Pre-paid SIM cards would allow Android phone owners to use their devices in Japan in a convenient and simple way. Photo courtesy: NTT
We’ve all heard of pre-paid cellphones, but one Japanese company is taking cellular convenience to another level.
Co-developed by NTT Communications Corp. and U.S. retail-machine manufacturer ZoomSystems, visitors to Japan could soon be able to buy pre-paid SIM Cards at airports and sightseeing spots from vending machines.
It’s a first of its kind service and would allow a visitor with a cellphone that has a removable SIM card get instant access to Wi-Fi and cellphone coverage anywhere in Japan.
The cards offer services in English and Chinese at a price of approximately $25 (USD) (3,000 yen) to $33 (USD) 4,000 yen.
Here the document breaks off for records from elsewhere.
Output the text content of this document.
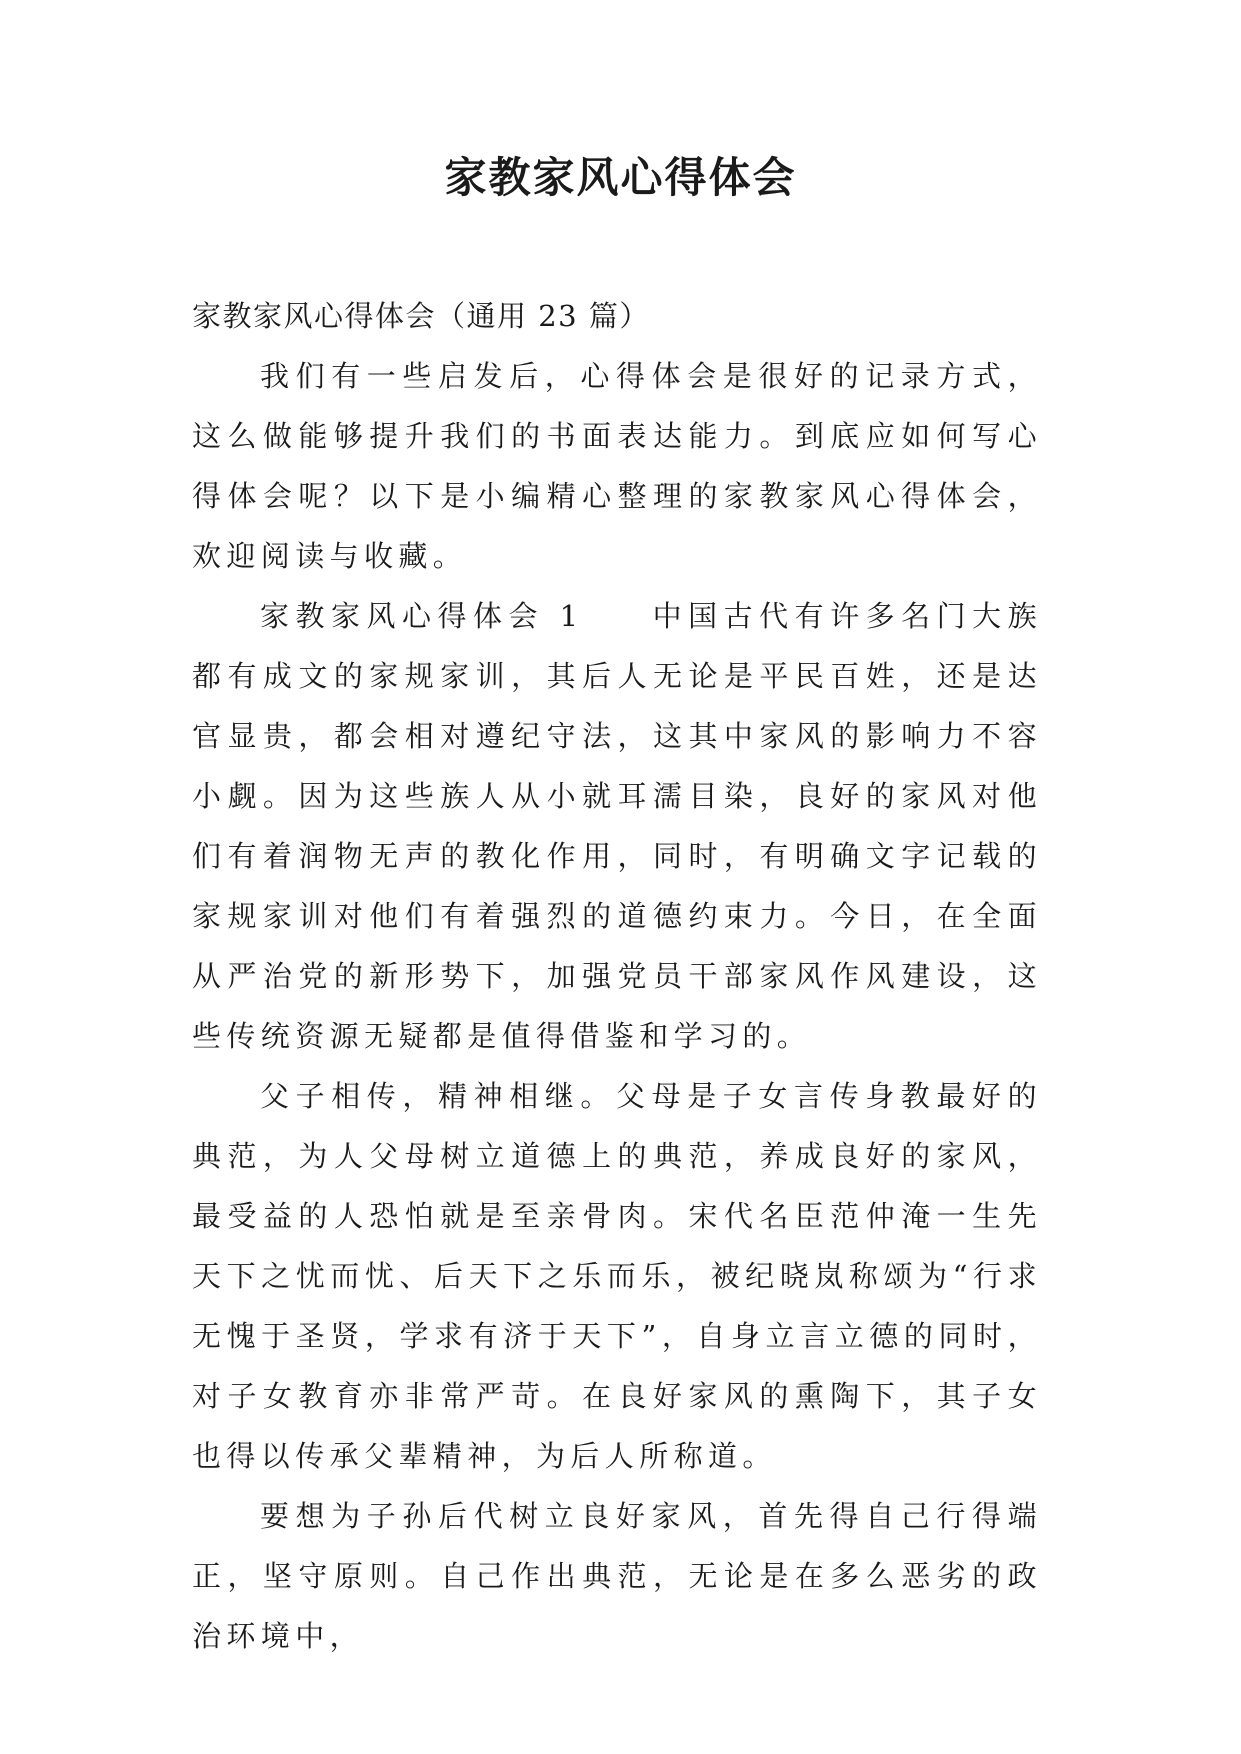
家教家风心得体会

家教家风心得体会（通用 23 篇）

我们有一些启发后，心得体会是很好的记录方式，这么做能够提升我们的书面表达能力。到底应如何写心得体会呢？以下是小编精心整理的家教家风心得体会，欢迎阅读与收藏。

家教家风心得体会 1 中国古代有许多名门大族都有成文的家规家训，其后人无论是平民百姓，还是达官显贵，都会相对遵纪守法，这其中家风的影响力不容小觑。因为这些族人从小就耳濡目染，良好的家风对他们有着润物无声的教化作用，同时，有明确文字记载的家规家训对他们有着强烈的道德约束力。今日，在全面从严治党的新形势下，加强党员干部家风作风建设，这些传统资源无疑都是值得借鉴和学习的。

父子相传，精神相继。父母是子女言传身教最好的典范，为人父母树立道德上的典范，养成良好的家风，最受益的人恐怕就是至亲骨肉。宋代名臣范仲淹一生先天下之忧而忧、后天下之乐而乐，被纪晓岚称颂为“行求无愧于圣贤，学求有济于天下”，自身立言立德的同时，对子女教育亦非常严苛。在良好家风的熏陶下，其子女也得以传承父辈精神，为后人所称道。

要想为子孙后代树立良好家风，首先得自己行得端正，坚守原则。自己作出典范，无论是在多么恶劣的政治环境中，
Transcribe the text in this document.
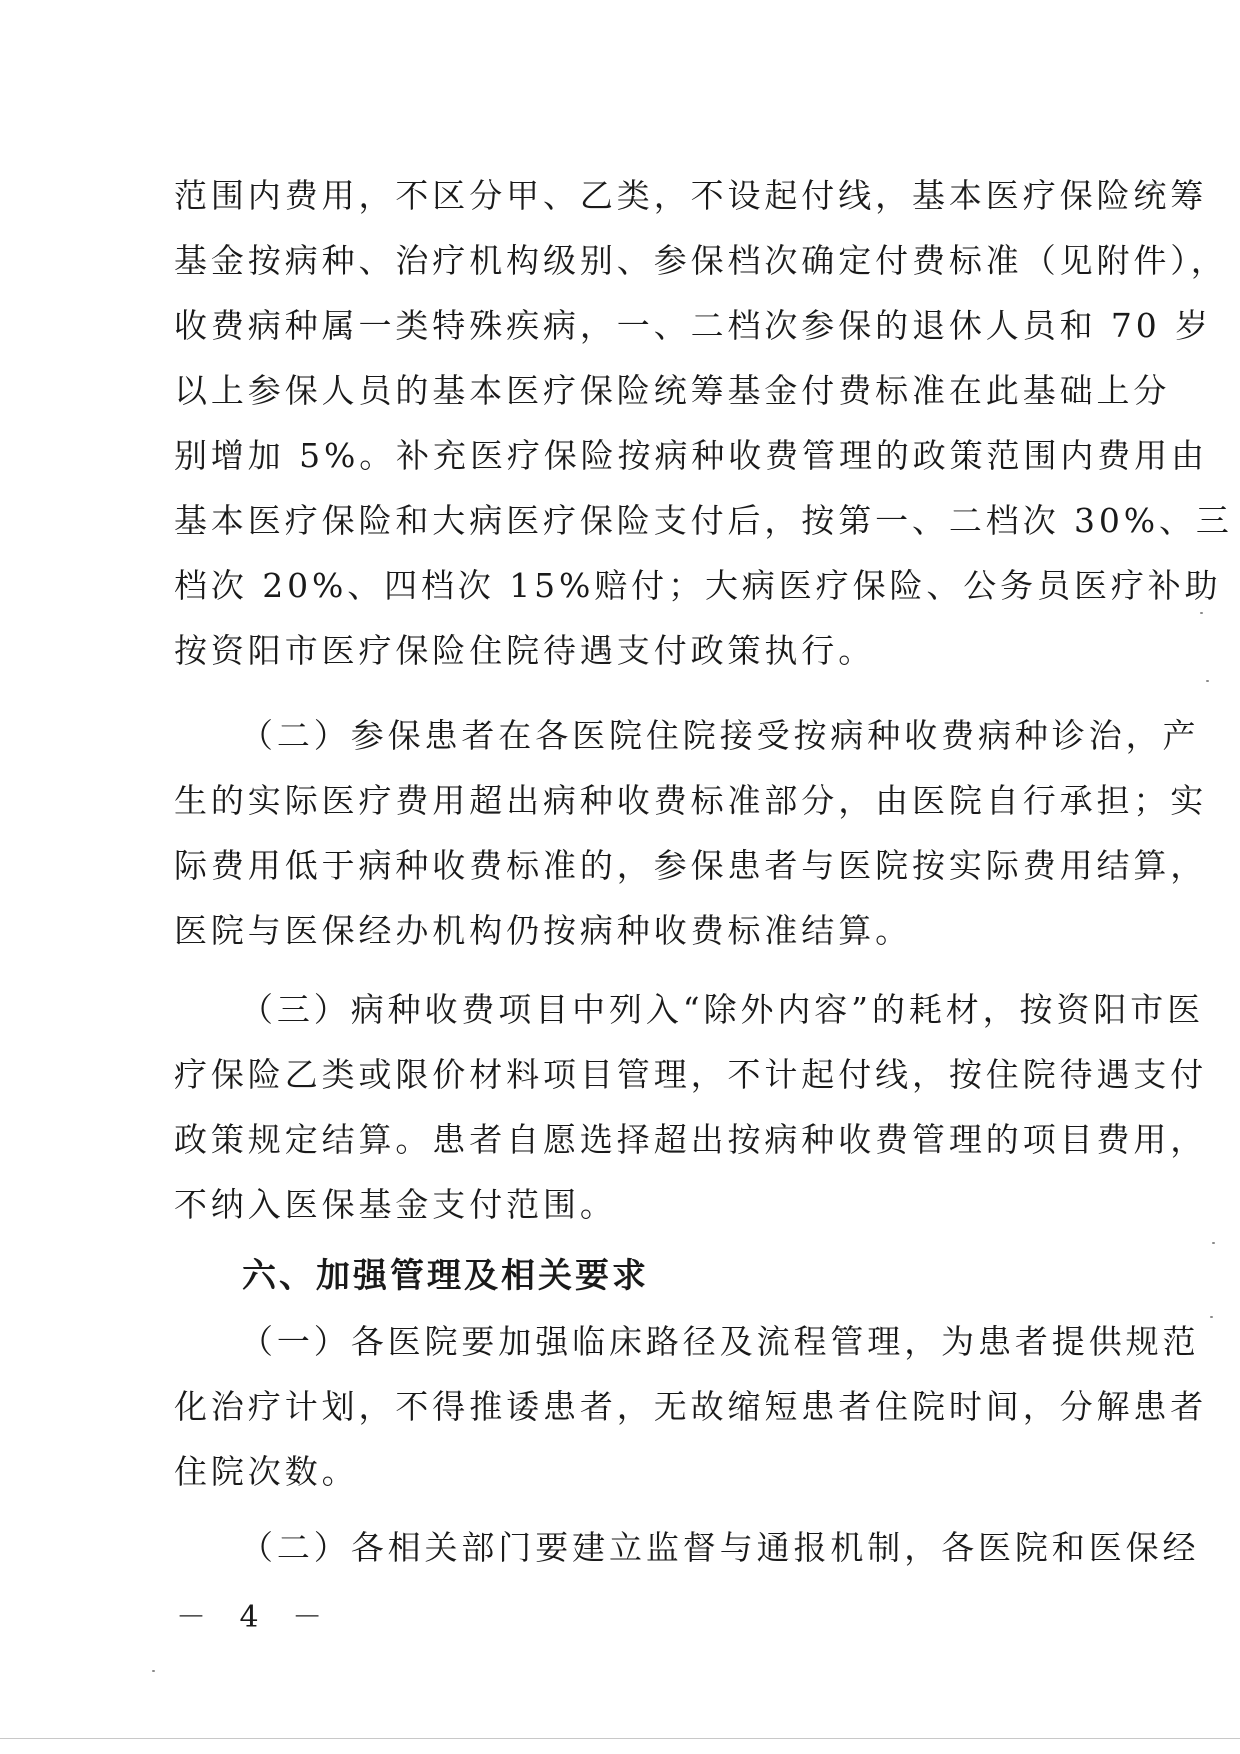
范围内费用，不区分甲、乙类，不设起付线，基本医疗保险统筹
基金按病种、治疗机构级别、参保档次确定付费标准（见附件），
收费病种属一类特殊疾病，一、二档次参保的退休人员和 70 岁
以上参保人员的基本医疗保险统筹基金付费标准在此基础上分
别增加 5%。补充医疗保险按病种收费管理的政策范围内费用由
基本医疗保险和大病医疗保险支付后，按第一、二档次 30%、三
档次 20%、四档次 15%赔付；大病医疗保险、公务员医疗补助
按资阳市医疗保险住院待遇支付政策执行。
（二）参保患者在各医院住院接受按病种收费病种诊治，产
生的实际医疗费用超出病种收费标准部分，由医院自行承担；实
际费用低于病种收费标准的，参保患者与医院按实际费用结算，
医院与医保经办机构仍按病种收费标准结算。
（三）病种收费项目中列入“除外内容”的耗材，按资阳市医
疗保险乙类或限价材料项目管理，不计起付线，按住院待遇支付
政策规定结算。患者自愿选择超出按病种收费管理的项目费用，
不纳入医保基金支付范围。
六、加强管理及相关要求
（一）各医院要加强临床路径及流程管理，为患者提供规范
化治疗计划，不得推诿患者，无故缩短患者住院时间，分解患者
住院次数。
（二）各相关部门要建立监督与通报机制，各医院和医保经
－ 4 －
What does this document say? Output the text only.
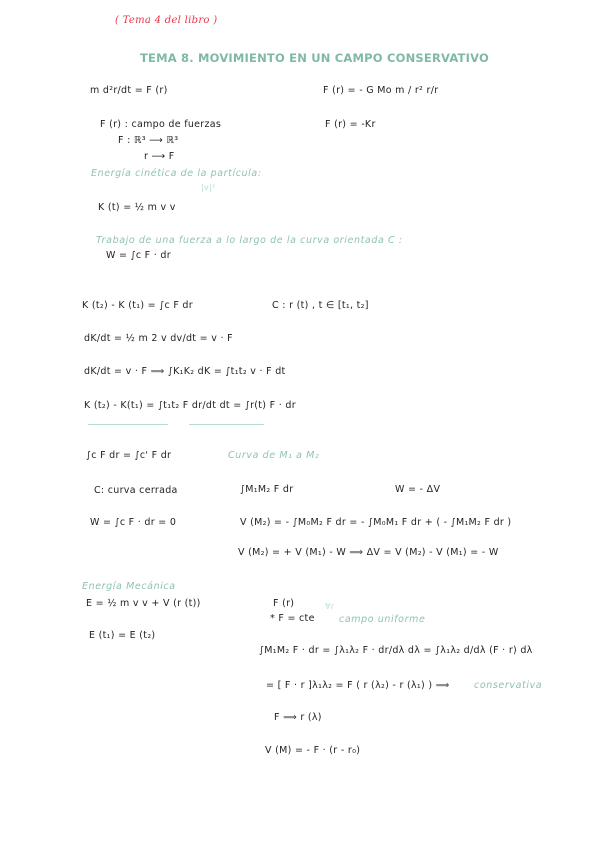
( Tema 4 del libro )
TEMA 8. MOVIMIENTO EN UN CAMPO CONSERVATIVO
m d²r/dt = F (r)	F (r) = - G Mo m / r² r/r
F (r) : campo de fuerzas	F (r) = -Kr
F : ℝ³ ⟶ ℝ³
r ⟶ F
Energía cinética de la partícula:
|v|²
K (t) = ½ m v v
Trabajo de una fuerza a lo largo de la curva orientada C :
W = ∫c F · dr
K (t₂) - K (t₁) = ∫c F dr	C : r (t) , t ∈ [t₁, t₂]
dK/dt = ½ m 2 v dv/dt = v · F
dK/dt = v · F ⟹ ∫K₁K₂ dK = ∫t₁t₂ v · F dt
K (t₂) - K(t₁) = ∫t₁t₂ F dr/dt dt = ∫r(t) F · dr
∫c F dr = ∫c' F dr	Curva de M₁ a M₂
C: curva cerrada	∫M₁M₂ F dr	W = - ΔV
W = ∫c F · dr = 0	V (M₂) = - ∫M₀M₂ F dr = - ∫M₀M₁ F dr + ( - ∫M₁M₂ F dr )
V (M₂) = + V (M₁) - W ⟹ ΔV = V (M₂) - V (M₁) = - W
Energía Mecánica
E = ½ m v v + V (r (t))	F (r)	∀r
* F = cte	campo uniforme
E (t₁) = E (t₂)
∫M₁M₂ F · dr = ∫λ₁λ₂ F · dr/dλ dλ = ∫λ₁λ₂ d/dλ (F · r) dλ
= [ F · r ]λ₁λ₂ = F ( r (λ₂) - r (λ₁) ) ⟹	conservativa
F ⟹ r (λ)
V (M) = - F · (r - r₀)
The plans allow users to enjoy up to 100 megabytes of data per day for 14 days through Japanese carriers.
The vending machine requires you to register your information before logging into mobile-phone communication networks. Japan still lags behind countries like Canada when it comes to free Wi-Fi services at restaurants and cafes opting for paid services. Some companies allow visitors to rent mobile hotspot devices that help them connect, but they can be costly.
The first SIM dispenser was installed at Aqua Odaiba shopping complex in Tokyo Minato Ward on Mar. 24 and at the Kansai Airport in Osaka Prefecture on Mar. 26. More locations are under consideration, but the developers are waiting to see how this pilot project works out.
In another step to make connecting online even more convenient, travellers can register for theJapan Connected-free Wi-Fi service, which provides access to about 18,000 free Wi-Fi hotspots around Japan located in major airports, shopping centres, and restaurants.